I’m trying to use the custom patterns to get the author name from press releases posted on Business Wire. However, I am having trouble with this specific website.

This is what i’m looking for:

The code appears in Chrome developer console, but I can’t find it in the html source code. So I am assuming the content is loaded dynamically after the initial page load. Is there a way to scrape this?

I tried this
author: //h3[@itemprop='sourceOrganization']

fivefilters · February 14, 2020, 1:27pm

No easy way to scrape that with Full-Text RSS at the moment. It’s important to look at the source HTML to verify the element you want to target was actually served up as part of the main HTML response and not, as in this case, inserted after Javascript execution. One easy way to do that is to use our Site Config creator to load a page: http://siteconfig.fivefilters.org as that will ignore Javascript. Alternatively you can disable Javascript in your browser temporarily and then use the Chrome developer inspector.

In the future we’ll have an option to allow users to have extraction occur on pages after JS has been executed, but no estimate as to when that will be ready.

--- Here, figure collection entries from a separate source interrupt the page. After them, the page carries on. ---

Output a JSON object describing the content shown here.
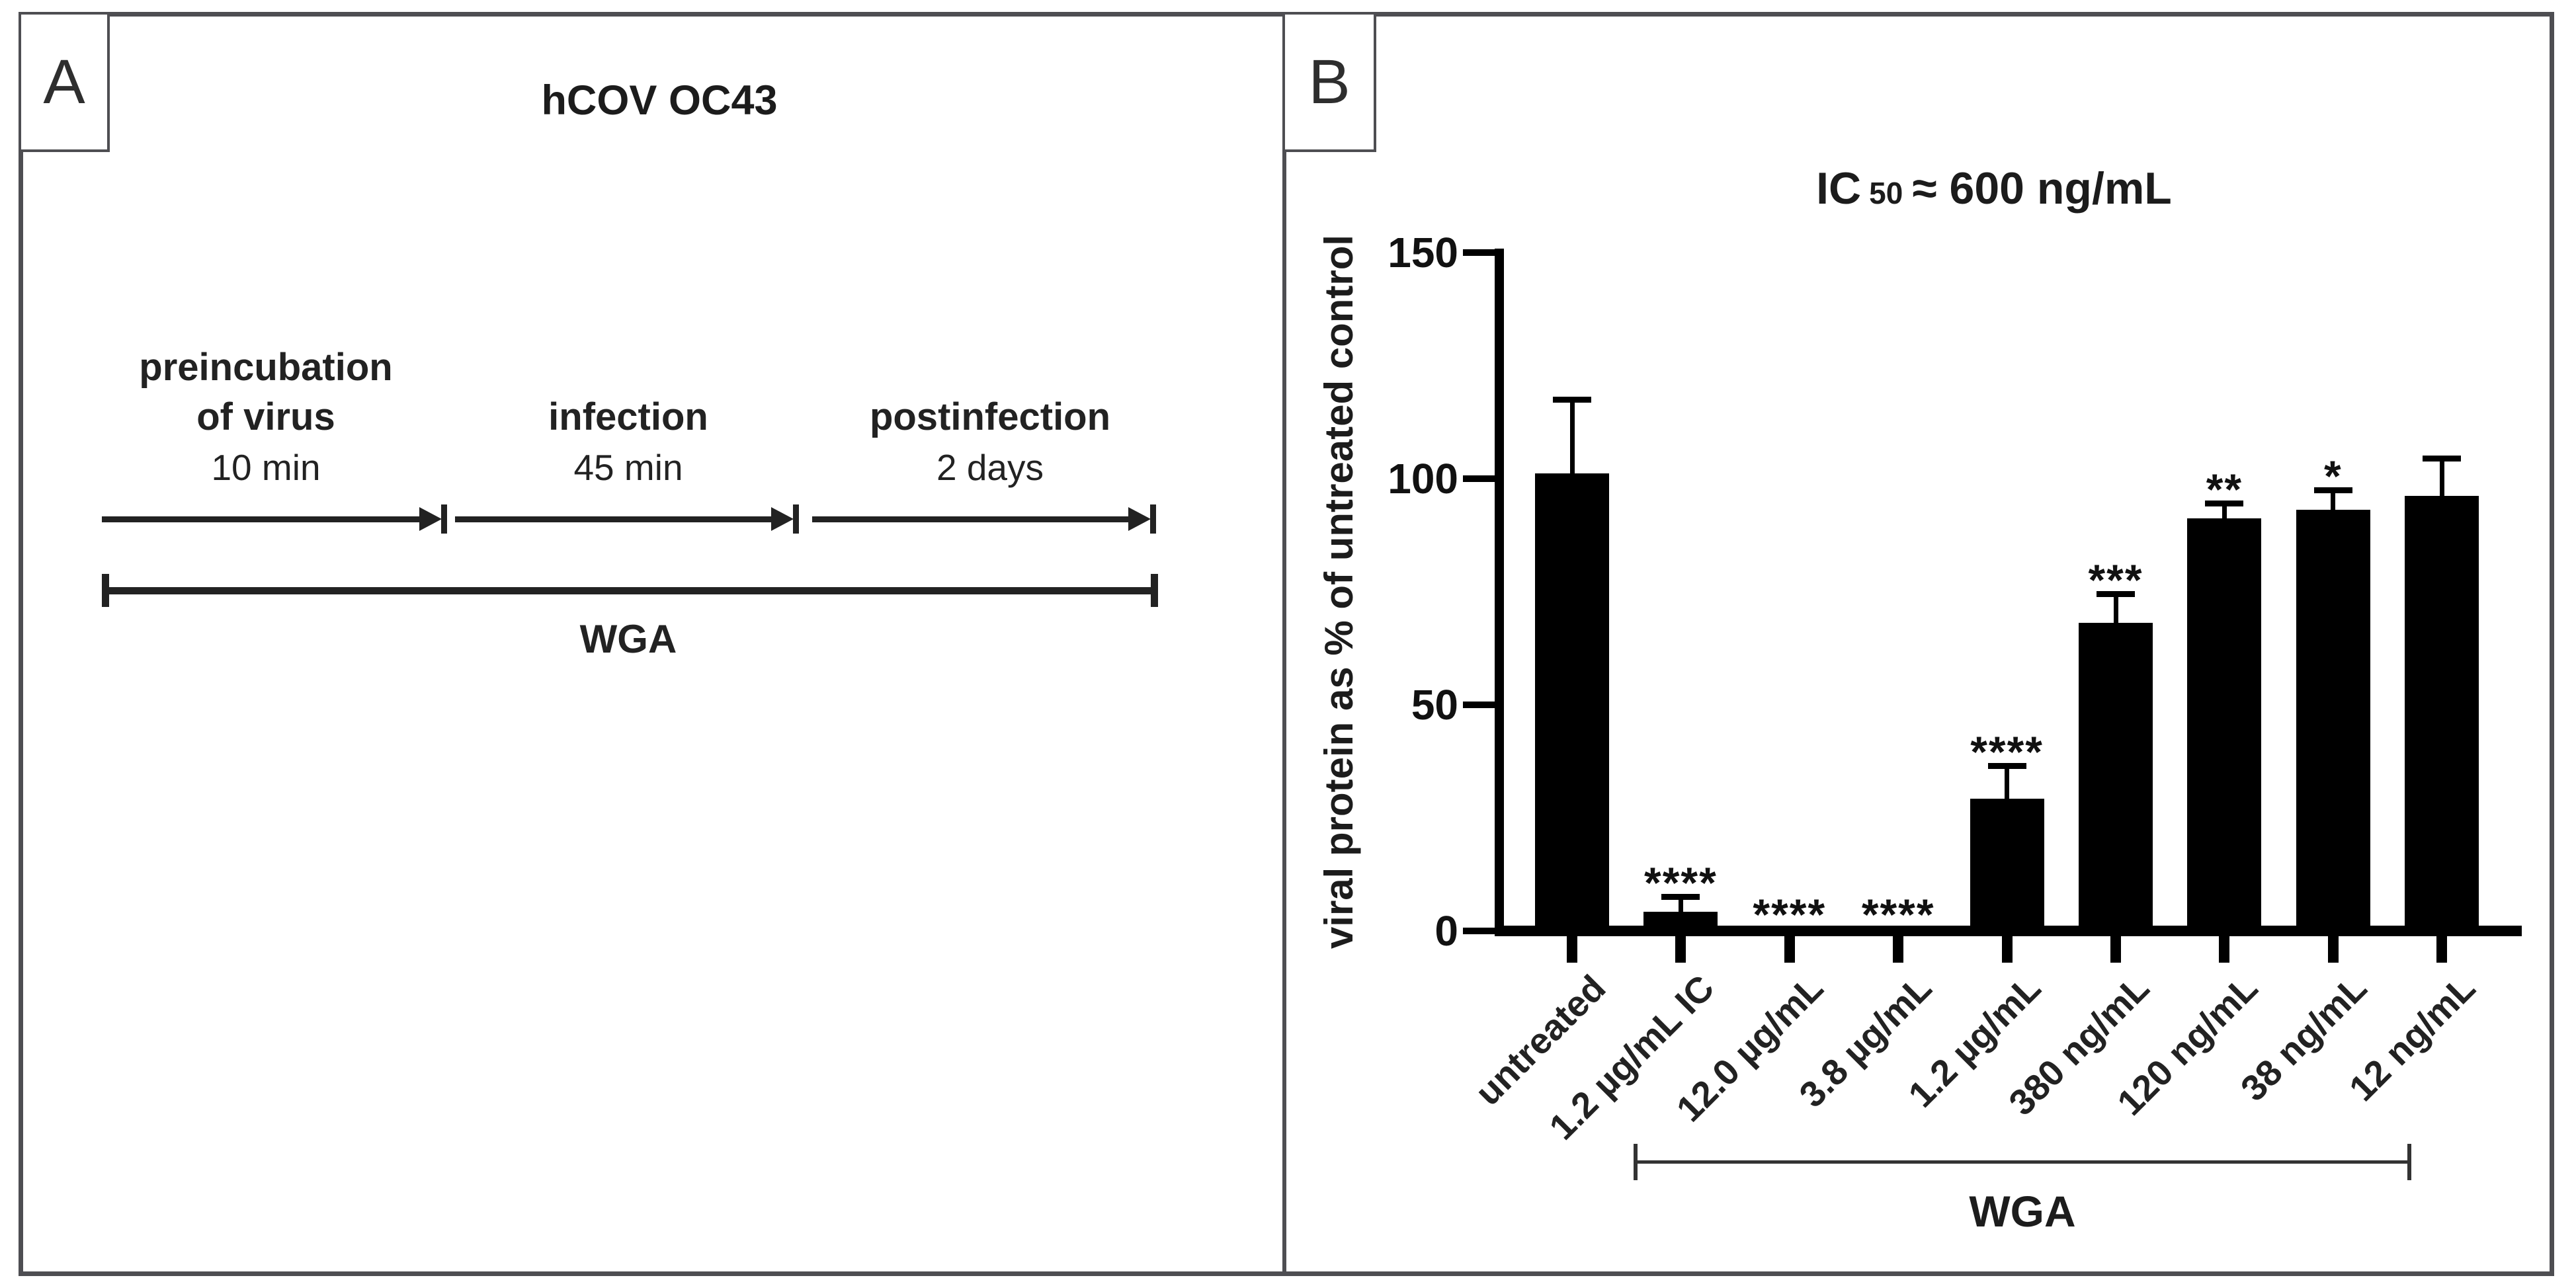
{
  "panel_a": {
    "label": "A",
    "title": "hCOV OC43",
    "timeline": {
      "phases": [
        {
          "name_lines": [
            "preincubation",
            "of virus"
          ],
          "duration": "10 min"
        },
        {
          "name_lines": [
            "infection"
          ],
          "duration": "45 min"
        },
        {
          "name_lines": [
            "postinfection"
          ],
          "duration": "2 days"
        }
      ],
      "treatment_label": "WGA"
    }
  },
  "panel_b": {
    "label": "B",
    "title": {
      "ic": "IC",
      "sub": "50",
      "rest": "≈ 600 ng/mL"
    },
    "y_axis_label": "viral protein as % of untreated control",
    "group_bracket_label": "WGA"
  },
  "chart_data": {
    "type": "bar",
    "title": "IC50 ≈ 600 ng/mL",
    "xlabel": "",
    "ylabel": "viral protein as % of untreated control",
    "categories": [
      "untreated",
      "1.2 µg/mL IC",
      "12.0 µg/mL",
      "3.8 µg/mL",
      "1.2 µg/mL",
      "380 ng/mL",
      "120 ng/mL",
      "38 ng/mL",
      "12 ng/mL"
    ],
    "values": [
      100,
      3,
      0,
      0,
      28,
      67,
      90,
      92,
      95
    ],
    "errors": [
      17,
      4,
      0,
      0,
      8,
      7,
      4,
      5,
      9
    ],
    "significance": [
      "",
      "****",
      "****",
      "****",
      "****",
      "***",
      "**",
      "*",
      ""
    ],
    "ylim": [
      0,
      150
    ],
    "yticks": [
      150,
      100,
      50,
      0
    ],
    "grid": false,
    "legend": false,
    "bar_color": "#000000",
    "group_bracket": {
      "label": "WGA",
      "from_category_index": 1,
      "to_category_index": 8
    }
  }
}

redevries · February 19, 2020, 1:11pm

In the future we’ll have an option to allow users to have extraction occur on pages after JS has been executed, but no estimate as to when that will be ready.

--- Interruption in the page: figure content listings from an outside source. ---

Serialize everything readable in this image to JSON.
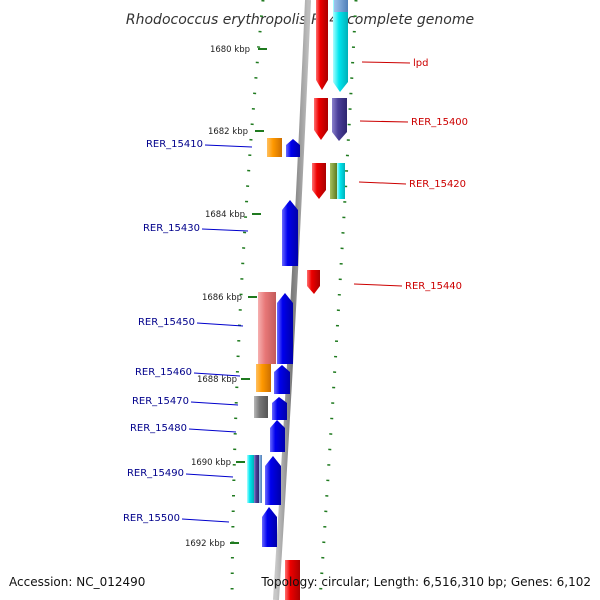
{
  "title": "Rhodococcus erythropolis PR4, complete genome",
  "footer": {
    "accession": "Accession: NC_012490",
    "summary": "Topology: circular; Length: 6,516,310 bp; Genes: 6,102"
  },
  "colors": {
    "forward_gene": "#0000ee",
    "reverse_gene": "#ee0000",
    "left_label": "#00008b",
    "right_label": "#cc0000",
    "tick": "#1f7a1f",
    "backbone": "#8a8a8a"
  },
  "scale_labels": [
    "1680 kbp",
    "1682 kbp",
    "1684 kbp",
    "1686 kbp",
    "1688 kbp",
    "1690 kbp",
    "1692 kbp"
  ],
  "gene_labels_left": [
    "RER_15410",
    "RER_15430",
    "RER_15450",
    "RER_15460",
    "RER_15470",
    "RER_15480",
    "RER_15490",
    "RER_15500"
  ],
  "gene_labels_right": [
    "lpd",
    "RER_15400",
    "RER_15420",
    "RER_15440"
  ]
}
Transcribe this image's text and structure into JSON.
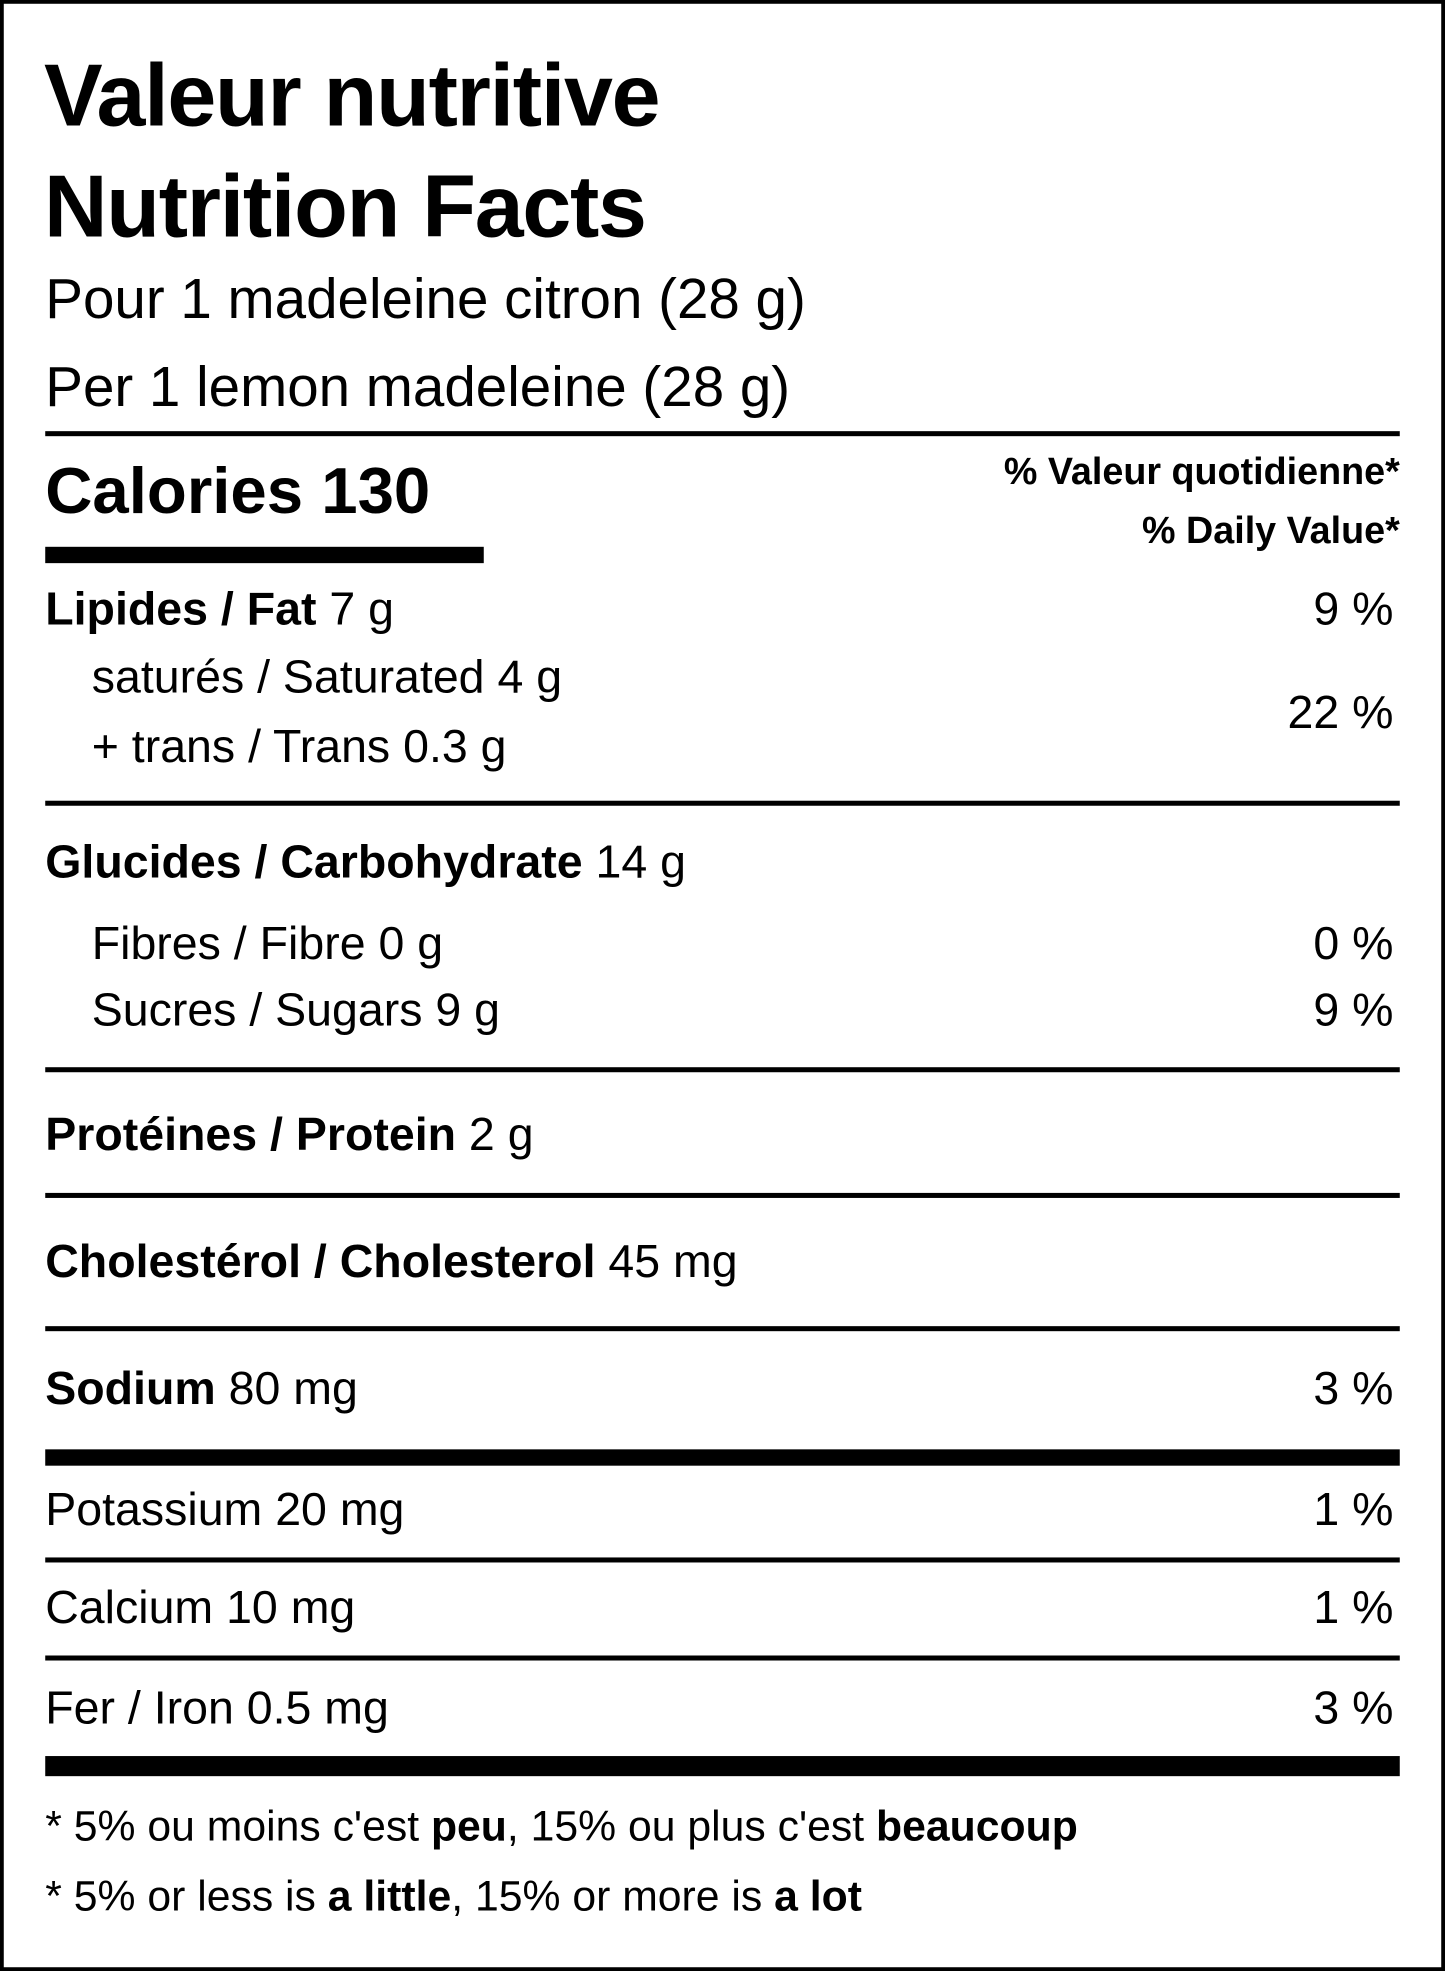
{
  "title_fr": "Valeur nutritive",
  "title_en": "Nutrition Facts",
  "serving_fr": "Pour 1 madeleine citron (28 g)",
  "serving_en": "Per 1 lemon madeleine (28 g)",
  "calories": "Calories 130",
  "dv_header_fr": "% Valeur quotidienne*",
  "dv_header_en": "% Daily Value*",
  "fat": {
    "label": "Lipides / Fat",
    "amount": " 7 g",
    "dv": "9 %"
  },
  "saturated": {
    "label": "saturés / Saturated 4 g"
  },
  "trans": {
    "label": "+ trans / Trans 0.3 g"
  },
  "sat_trans_dv": "22 %",
  "carb": {
    "label": "Glucides / Carbohydrate",
    "amount": " 14 g"
  },
  "fibre": {
    "label": "Fibres / Fibre 0 g",
    "dv": "0 %"
  },
  "sugars": {
    "label": "Sucres / Sugars 9 g",
    "dv": "9 %"
  },
  "protein": {
    "label": "Protéines / Protein",
    "amount": " 2 g"
  },
  "cholesterol": {
    "label": "Cholestérol / Cholesterol",
    "amount": " 45 mg"
  },
  "sodium": {
    "label": "Sodium",
    "amount": " 80 mg",
    "dv": "3 %"
  },
  "potassium": {
    "label": "Potassium 20 mg",
    "dv": "1 %"
  },
  "calcium": {
    "label": "Calcium 10 mg",
    "dv": "1 %"
  },
  "iron": {
    "label": "Fer / Iron 0.5 mg",
    "dv": "3 %"
  },
  "footnote_fr": {
    "p1": "* 5% ou moins c'est ",
    "b1": "peu",
    "p2": ", 15% ou plus c'est ",
    "b2": "beaucoup"
  },
  "footnote_en": {
    "p1": "* 5% or less is ",
    "b1": "a little",
    "p2": ", 15% or more is ",
    "b2": "a lot"
  }
}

Biggest wish by far! I am no using ProxyCrawl to get data from. As a suggestion: I like that they have two parameters: the ajax_wait (let the page render) and the page_wait (which will just wait x seconds after the page is loaded). I find I need both approaches to tackle Angular and Raven websites.

Additional tip for the OP: sometimes it helps if you set http_header(user-agent): Googlebot-News Some site the serve a more crawler friendly version of the page.

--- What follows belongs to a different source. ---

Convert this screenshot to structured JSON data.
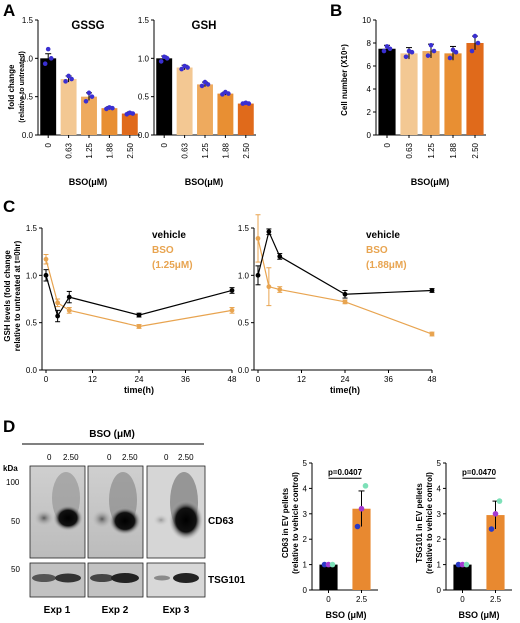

fivefilters · February 19, 2020, 1:31pm

Thanks for the suggestions, Rene. I’m curious, are you using ProxyCrawl separately from Full-Text RSS or have you found a way to combine the two? We were looking into proxy services that offered a headless browser layer, to get results of JS processing in the regular proxy response. That kind of service might work with Full-Text RSS’s proxy support, but the delays involved might be too much of a barrier. In any case, we didn’t find anything like that at the time. And I’m not sure if the service you describe offers that or requires use of its own API to request JS pages.

redevries · February 19, 2020, 2:12pm

We use it separately for when FTRSS can’t handle the individual page retrieval.

We initially coded something ourselves with a open source headless browser (need to look up what that was). Then used Splash (part of of ScrapingHub), but doesn’t behave well, too complicated, too hard to find out what goes wrong. However, ProxyCrawl API hasn’t failed us yet, most pages come back in about 4 seconds, which is quite acceptable to us.

As an intermediate suggestion, perhaps a parameter in FTRSS where you could indicate a proxy url to use? This url can then be prepended to the individual page requests. Would work fine for splash, proxycrawl, etc.

fivefilters · February 19, 2020, 3:30pm

Thanks Rene, good to know. We’re thinking more about proxies and headless browsers to tackle some of the trickier cases users report.

As for proxy use as things stand, it’s possible to add proxy servers to a self-hosted copy of Full-Text RSS using its config file. And once added in the config, it’s possible to select a specific proxy server to use in a request using the proxy parameter. Is that something you’ve tried?